Il Partito Liberale Italiano ricorda oggi il 147esimo anniversario della Breccia di Porta Pia, una data storica purtroppo dimenticata proprio come il nostro glorioso Risorgimento. Un periodo storico prezioso, caratterizzato da valori laici e principi liberali di cui tanto ci sarebbe bisogno nella politica italiana attuale dominata da populismi di destra e sinistra e dalla demagogia della mediocrità del Movimento di Grillo. Il Pli rinnova il suo impegno per affermare e difendere quei valori e quei principi nel solco della tradizione liberale europea e nel segno di una laicità contemporanea che non sconfina nel laicismo intollerante, ma è base ideale per la difesa dei diritti dell’individuo che si vuole ridurre sempre più a follower plaudente e non pensante. Rilanciamo quindi con forza la proposta di istituire il 20 settembre la “Festa del Risorgimento” per ricordare ai giovani e ai meno giovani quali sono le radici profonde della democrazia italiana e il lungo cammino di libertà che il nostro Paese ha dovuto affrontare per trovare l’unità e la propria identità morale e culturale.

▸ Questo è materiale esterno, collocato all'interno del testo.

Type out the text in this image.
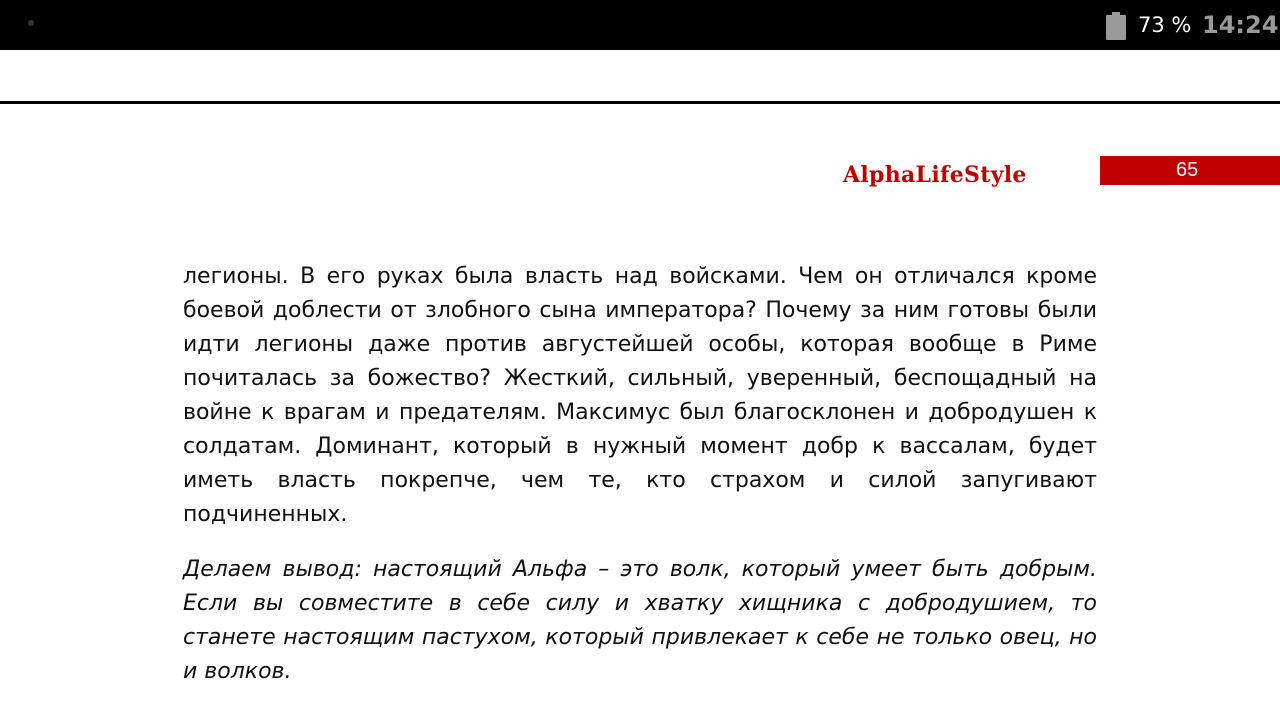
73 % 14:24
AlphaLifeStyle	65

легионы. В его руках была власть над войсками. Чем он отличался кроме боевой доблести от злобного сына императора? Почему за ним готовы были идти легионы даже против августейшей особы, которая вообще в Риме почиталась за божество? Жесткий, сильный, уверенный, беспощадный на войне к врагам и предателям. Максимус был благосклонен и добродушен к солдатам. Доминант, который в нужный момент добр к вассалам, будет иметь власть покрепче, чем те, кто страхом и силой запугивают подчиненных.

Делаем вывод: настоящий Альфа – это волк, который умеет быть добрым. Если вы совместите в себе силу и хватку хищника с добродушием, то станете настоящим пастухом, который привлекает к себе не только овец, но и волков.
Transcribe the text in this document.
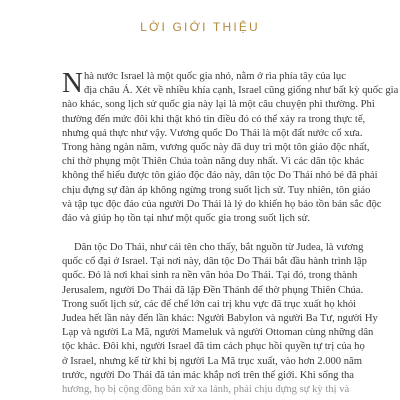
LỜI GIỚI THIỆU
N hà nước Israel là một quốc gia nhỏ, nằm ở rìa phía tây của lục
địa châu Á. Xét về nhiều khía cạnh, Israel cũng giống như bất kỳ quốc gia
nào khác, song lịch sử quốc gia này lại là một câu chuyện phi thường. Phi
thường đến mức đôi khi thật khó tin điều đó có thể xảy ra trong thực tế,
nhưng quả thực như vậy. Vương quốc Do Thái là một đất nước cổ xưa.
Trong hàng ngàn năm, vương quốc này đã duy trì một tôn giáo độc nhất,
chỉ thờ phụng một Thiên Chúa toàn năng duy nhất. Vì các dân tộc khác
không thể hiểu được tôn giáo độc đáo này, dân tộc Do Thái nhỏ bé đã phải
chịu đựng sự đàn áp không ngừng trong suốt lịch sử. Tuy nhiên, tôn giáo
và tập tục độc đáo của người Do Thái là lý do khiến họ bảo tồn bản sắc độc
đáo và giúp họ tồn tại như một quốc gia trong suốt lịch sử.
Dân tộc Do Thái, như cái tên cho thấy, bắt nguồn từ Judea, là vương
quốc cổ đại ở Israel. Tại nơi này, dân tộc Do Thái bắt đầu hành trình lập
quốc. Đó là nơi khai sinh ra nền văn hóa Do Thái. Tại đó, trong thành
Jerusalem, người Do Thái đã lập Đền Thánh để thờ phụng Thiên Chúa.
Trong suốt lịch sử, các đế chế lớn cai trị khu vực đã trục xuất họ khỏi
Judea hết lần này đến lần khác: Người Babylon và người Ba Tư, người Hy
Lạp và người La Mã, người Mameluk và người Ottoman cùng những dân
tộc khác. Đôi khi, người Israel đã tìm cách phục hồi quyền tự trị của họ
ở Israel, nhưng kể từ khi bị người La Mã trục xuất, vào hơn 2.000 năm
trước, người Do Thái đã tản mác khắp nơi trên thế giới. Khi sống tha
hương, họ bị cộng đồng bản xứ xa lánh, phải chịu đựng sự kỳ thị và
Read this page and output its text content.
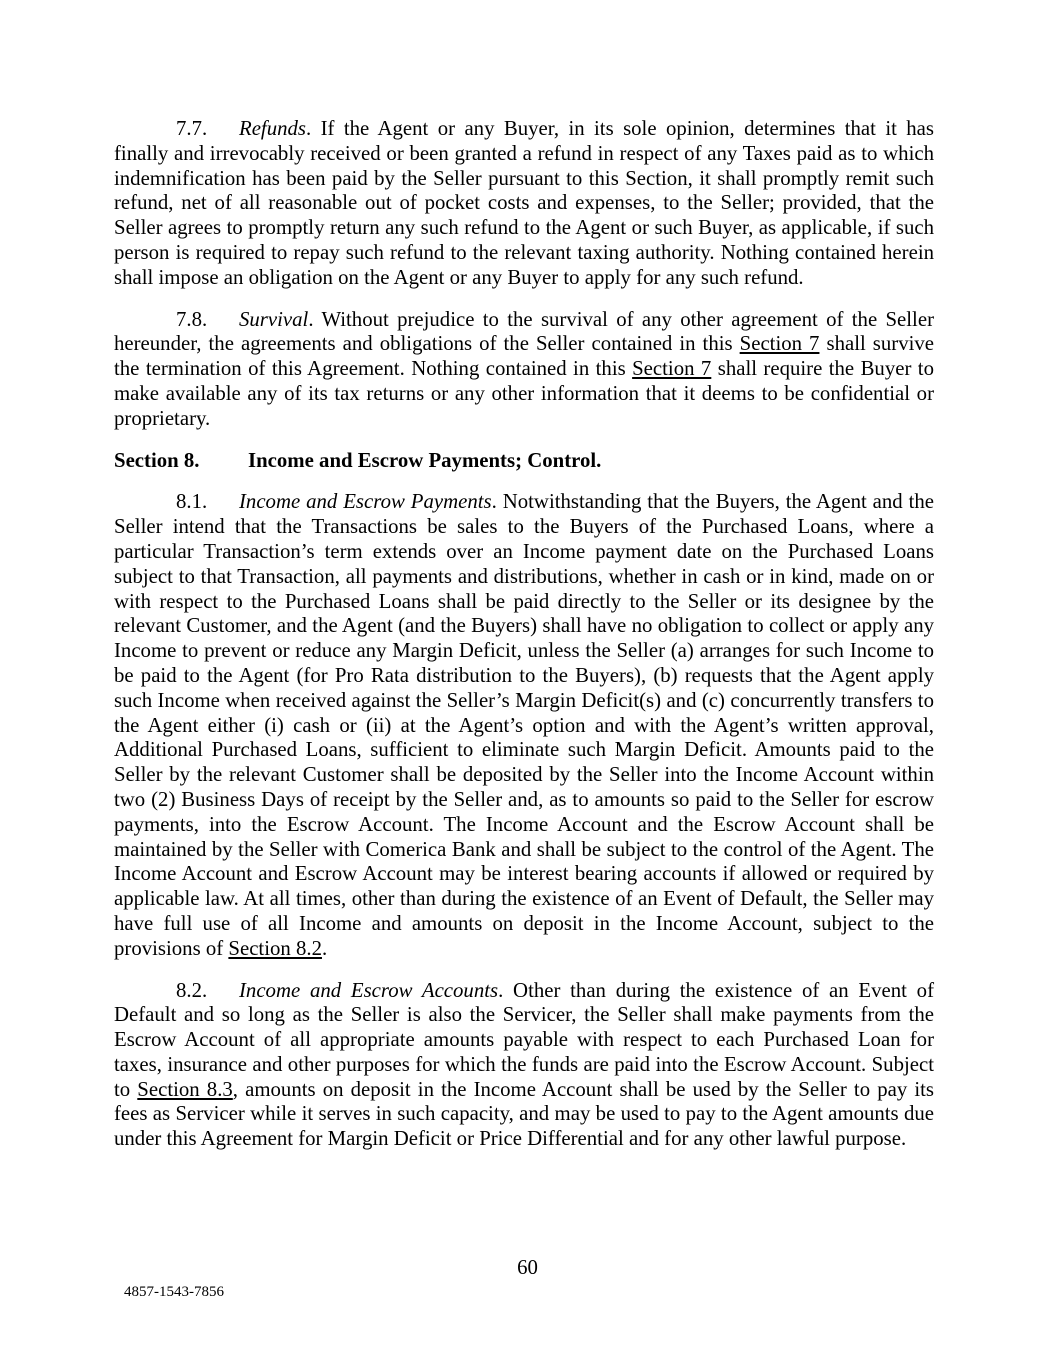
7.7. Refunds. If the Agent or any Buyer, in its sole opinion, determines that it has finally and irrevocably received or been granted a refund in respect of any Taxes paid as to which indemnification has been paid by the Seller pursuant to this Section, it shall promptly remit such refund, net of all reasonable out of pocket costs and expenses, to the Seller; provided, that the Seller agrees to promptly return any such refund to the Agent or such Buyer, as applicable, if such person is required to repay such refund to the relevant taxing authority. Nothing contained herein shall impose an obligation on the Agent or any Buyer to apply for any such refund.

7.8. Survival. Without prejudice to the survival of any other agreement of the Seller hereunder, the agreements and obligations of the Seller contained in this Section 7 shall survive the termination of this Agreement. Nothing contained in this Section 7 shall require the Buyer to make available any of its tax returns or any other information that it deems to be confidential or proprietary.

Section 8. Income and Escrow Payments; Control.

8.1. Income and Escrow Payments. Notwithstanding that the Buyers, the Agent and the Seller intend that the Transactions be sales to the Buyers of the Purchased Loans, where a particular Transaction’s term extends over an Income payment date on the Purchased Loans subject to that Transaction, all payments and distributions, whether in cash or in kind, made on or with respect to the Purchased Loans shall be paid directly to the Seller or its designee by the relevant Customer, and the Agent (and the Buyers) shall have no obligation to collect or apply any Income to prevent or reduce any Margin Deficit, unless the Seller (a) arranges for such Income to be paid to the Agent (for Pro Rata distribution to the Buyers), (b) requests that the Agent apply such Income when received against the Seller’s Margin Deficit(s) and (c) concurrently transfers to the Agent either (i) cash or (ii) at the Agent’s option and with the Agent’s written approval, Additional Purchased Loans, sufficient to eliminate such Margin Deficit. Amounts paid to the Seller by the relevant Customer shall be deposited by the Seller into the Income Account within two (2) Business Days of receipt by the Seller and, as to amounts so paid to the Seller for escrow payments, into the Escrow Account. The Income Account and the Escrow Account shall be maintained by the Seller with Comerica Bank and shall be subject to the control of the Agent. The Income Account and Escrow Account may be interest bearing accounts if allowed or required by applicable law. At all times, other than during the existence of an Event of Default, the Seller may have full use of all Income and amounts on deposit in the Income Account, subject to the provisions of Section 8.2.

8.2. Income and Escrow Accounts. Other than during the existence of an Event of Default and so long as the Seller is also the Servicer, the Seller shall make payments from the Escrow Account of all appropriate amounts payable with respect to each Purchased Loan for taxes, insurance and other purposes for which the funds are paid into the Escrow Account. Subject to Section 8.3, amounts on deposit in the Income Account shall be used by the Seller to pay its fees as Servicer while it serves in such capacity, and may be used to pay to the Agent amounts due under this Agreement for Margin Deficit or Price Differential and for any other lawful purpose.

60
4857-1543-7856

Una delegazione del Pli guidata dal segretario regionale del Lazio, Francesco Pasquali, e dal segretario provinciale romano, Rodolfo Capozzi, parteciperà alla inaugurazione della mostra dedicata a Marco Pannella al Vittoriano. “Noi liberali – spiegano i due esponenti del Pli – vogliamo rendere omaggio al leader radicale scomparso e in particolare al suo impegno per una giustizia più giusta, per dare dignità civile ai carcerati e contro la partitocrazia che alla fine ha distrutto un sistema politico e prodotto quei partiti personali che non garantiscono una reale partecipazione democratica dei cittadini. Nella giornata in cui si ricorda la Breccia di Porta Pia, il Pli vuole raccogliere con altri il testimone lasciato da Pannella per queste battaglie di civiltà giuridica e libertà civile”.